The hope is that the demonstrator project could ultimately lead to the mainstream use of home-grown timber in Scotland and the rest of UK construction. Scaling-up production would also require investment in manufacturing and so could see the development of the country’s first manufacturing plant for engineered timber.

The project has produced a pair of modules to form the downstairs and upstairs of a complete two-storey home. The modules were completed at the end of 2020 – allowing a Christmas tree to join the furniture in the living area – and will shortly be fitted out fully and stacked together to create a whole house that will be used in as realistic a manner as possible while being monitored. 

The house will then be moved to Glasgow and showcased at the COP26 United Nations conference on climate change, set to take place in November this year. The team is keen to make industry both in the UK and elsewhere aware of how new uses can be found for timber that has traditionally only been consigned to low-value applications. “And we’ll also be able to show them all of the data that we’ve collected from the previous months as a showcase of the performance and the benefits of building in this way,” says Hart.

The two rectangular boxes use glue-laminated timber (GLT or glulam) for the structural floor, cross-laminated timber (CLT) for the walls and nail-laminated timber (NLT) for the roof. The units for the project have been produced using Sitka spruce, which is very prevalent in Scottish forests. The building will also have weather-screen cladding made from home-grown timber. 

The project has done much more than simply make Scottish versions of existing products. It has also produced a new component that holds up the floor from above, allowing the living and kitchen accommodation across the whole ground floor to be completely open-plan. This was an added bonus in the first phase of the project, says Hart.
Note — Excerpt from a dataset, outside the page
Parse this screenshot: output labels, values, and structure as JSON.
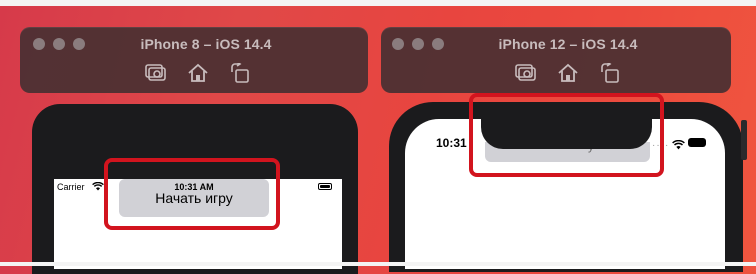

Ecosystems and ENU collaborated to apply their new engineered timber product, the ‘Glue Laminated Timber Portal’ (GLTP), which is a CLT/glulam hybrid. In this instance the GLTP served to carry the first-floor shower room/landing slab using slender, 100mm beams. Ordinarily, these would have needed to be twice the depth, but the GLTP formed a ‘cradle’ arrangement where the 100mm beam was partially cradled from the 300mm glulam forming the top beam via a couple of intermediate posts that created the door opening. 

Subsequently the GLTP has been further evolved as part of a configurable kit of parts that can be assembled and disassembled to respond to a variety of span and loading criteria. This further evolution is currently being prototyped by Ecosystems at the Innovation Factory.